The Old Testament gives us a great example of the value of praise. Jehosaphat, king of Judah, had no sooner initiated reform when Judah’s enemies allied themselves against him. It was an axis of evil that badly outnumbered Judah. Jehosaphat fasted and sought counsel of the Lord. (See 2 Chronicles 20:3) A prophet of God declared to the solemn assembly which the king called together in Jerusalem, “Do not be afraid nor dismayed because of this great multitude, for the battle is not yours but God’s.”

Then Jehosaphat “appointed those who sing to the Lord and praise the beauty of holiness” to go out before the army. The choir sang praises as it marched out to meet the enemy.

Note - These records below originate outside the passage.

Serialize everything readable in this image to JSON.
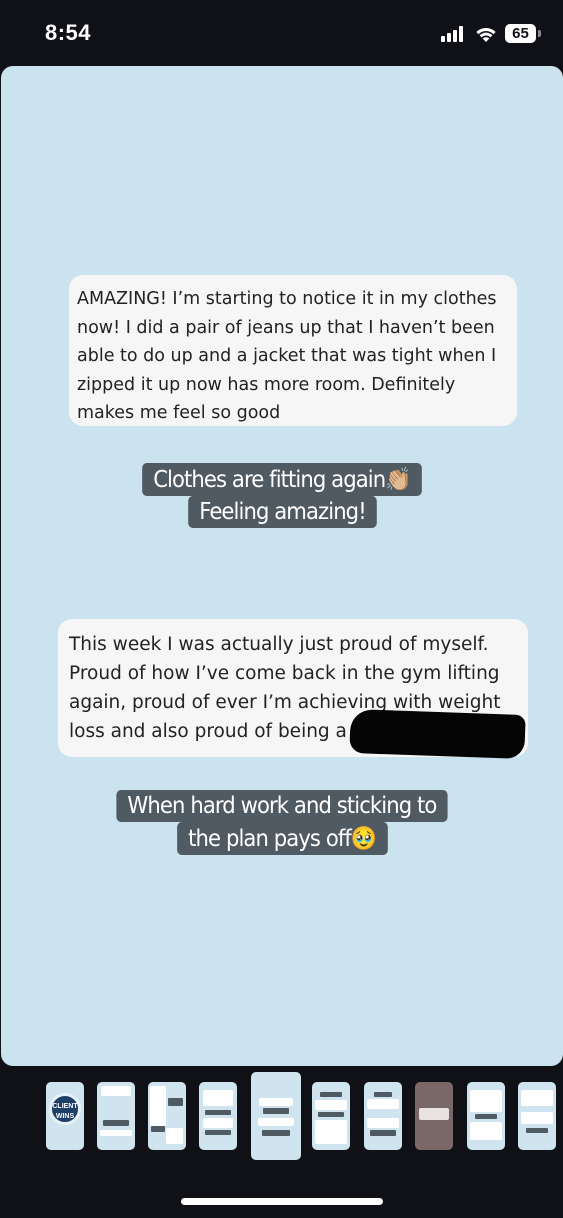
{
  "status_bar": {
    "time": "8:54",
    "battery": "65"
  },
  "story": {
    "background_color": "#cbe3ef",
    "messages": [
      {
        "text": "AMAZING! I’m starting to notice it in my clothes now! I did a pair of jeans up that I haven’t been able to do up and a jacket that was tight when I zipped it up now has more room. Definitely makes me feel so good"
      },
      {
        "text": "This week I was actually just proud of myself. Proud of how I’ve come back in the gym lifting again, proud of ever I’m achieving with weight loss and also proud of being a m"
      }
    ],
    "captions": [
      {
        "line1": "Clothes are fitting again👏🏼",
        "line2": "Feeling amazing!"
      },
      {
        "line1": "When hard work and sticking to",
        "line2": "the plan pays off🥹"
      }
    ]
  },
  "thumbnails": {
    "first_label": "CLIENT WINS",
    "count": 10,
    "active_index": 4
  }
}
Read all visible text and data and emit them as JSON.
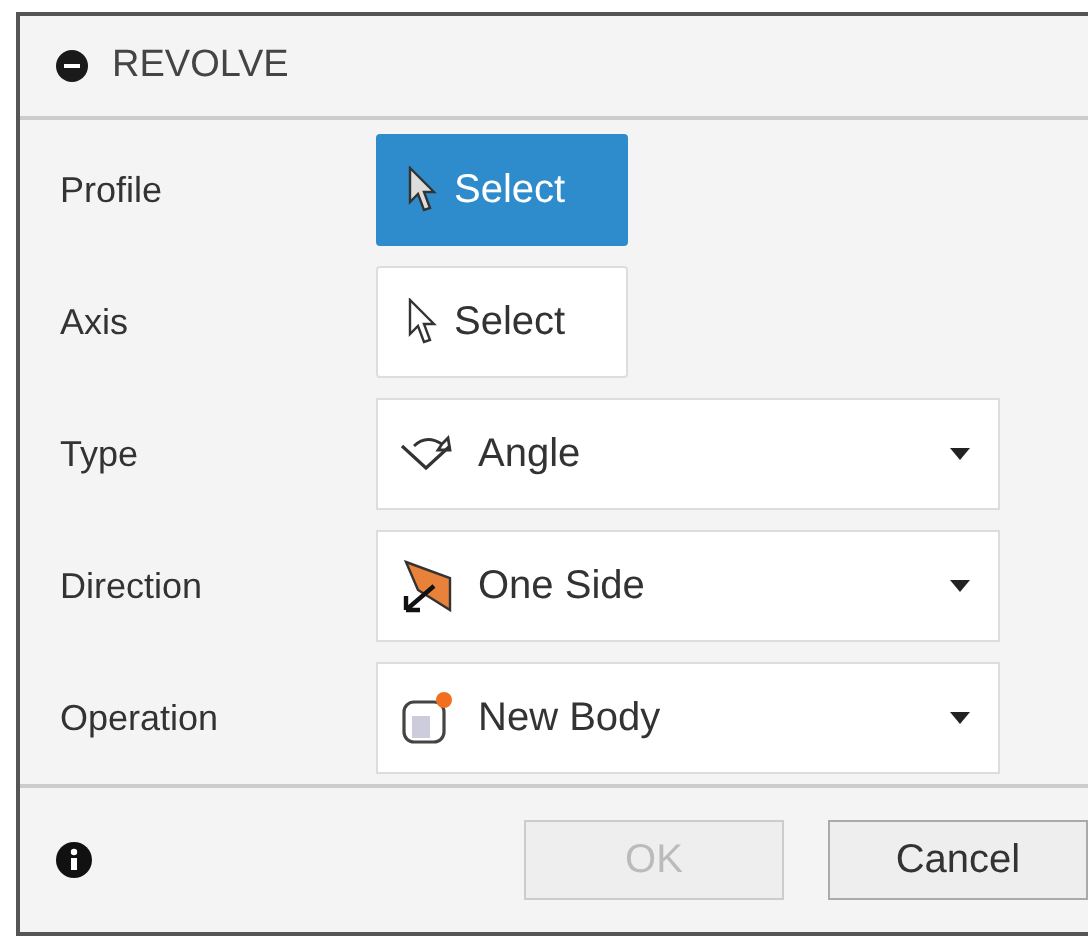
{
  "window": {
    "title": "REVOLVE"
  },
  "rows": [
    {
      "label": "Profile",
      "kind": "select",
      "value": "Select",
      "selected": true
    },
    {
      "label": "Axis",
      "kind": "select",
      "value": "Select",
      "selected": false
    },
    {
      "label": "Type",
      "kind": "dropdown",
      "value": "Angle"
    },
    {
      "label": "Direction",
      "kind": "dropdown",
      "value": "One Side"
    },
    {
      "label": "Operation",
      "kind": "dropdown",
      "value": "New Body"
    }
  ],
  "footer": {
    "buttons": [
      {
        "label": "OK",
        "disabled": true
      },
      {
        "label": "Cancel",
        "disabled": false
      }
    ]
  }
}
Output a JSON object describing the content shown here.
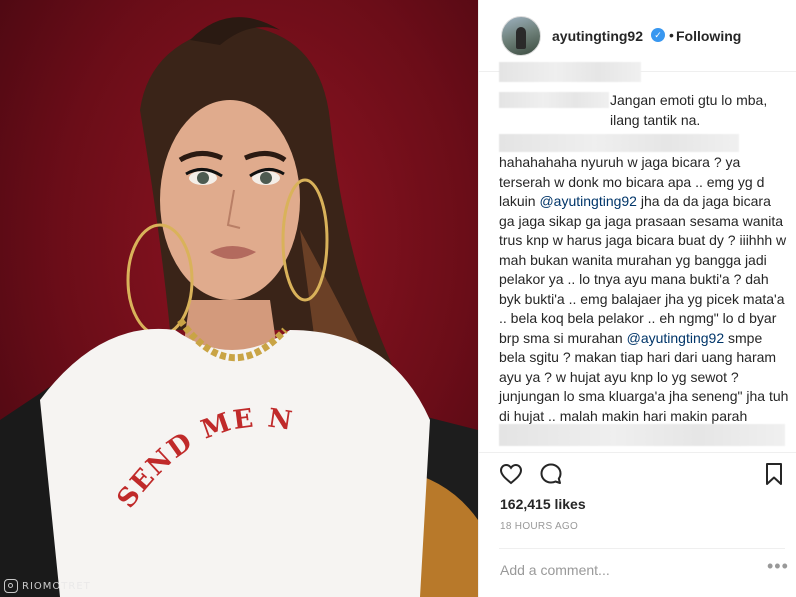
{
  "post": {
    "username": "ayutingting92",
    "verified_mark": "✓",
    "separator": "•",
    "follow_status": "Following"
  },
  "photo": {
    "shirt_text": "SEND ME NO",
    "watermark": "RIOMOTRET"
  },
  "comments": {
    "comment1_text": "Jangan emoti gtu lo mba, ilang tantik na.",
    "comment2_part1": "hahahahaha nyuruh w jaga bicara ? ya terserah w donk mo bicara apa .. emg yg d lakuin ",
    "comment2_mention1": "@ayutingting92",
    "comment2_part2": " jha da da jaga bicara ga jaga sikap ga jaga prasaan sesama wanita trus knp w harus jaga bicara buat dy ? iiihhh w mah bukan wanita murahan yg bangga jadi pelakor ya .. lo tnya ayu mana bukti'a ? dah byk bukti'a .. emg balajaer jha yg picek mata'a .. bela koq bela pelakor .. eh ngmg\" lo d byar brp sma si murahan ",
    "comment2_mention2": "@ayutingting92",
    "comment2_part3": " smpe bela sgitu ? makan tiap hari dari uang haram ayu ya ? w hujat ayu knp lo yg sewot ? junjungan lo sma kluarga'a jha seneng\" jha tuh di hujat .. malah makin hari makin parah klakuan'a .."
  },
  "actions": {
    "like_icon": "heart-icon",
    "comment_icon": "comment-bubble-icon",
    "save_icon": "bookmark-icon"
  },
  "stats": {
    "likes": "162,415 likes",
    "timestamp": "18 HOURS AGO"
  },
  "composer": {
    "placeholder": "Add a comment...",
    "more": "•••"
  },
  "colors": {
    "background_red": "#6b0d18",
    "link_blue": "#003569",
    "verified_blue": "#3897f0",
    "text": "#262626",
    "muted": "#999999"
  }
}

When they began to sing, “the Lord set ambushes” against Judah’s allied enemies. They turned upon each other, destroying one another. All the enemy were slain. No one escaped. A great amount of spoil lay on the battlefield. Thus Jerusalem received the returning warriors with great joy, “for the Lord had made them rejoice over their enemies.”

We can praise in every circumstance. We don’t rejoice for bad things. But we can praise God because He is always good. All the time! And He causes all things to work together for our good because we love Him. (Romans 8:28)

Knowing this, we can always offer up praise to Him, even when it is a sacrifice of praise and thanksgiving!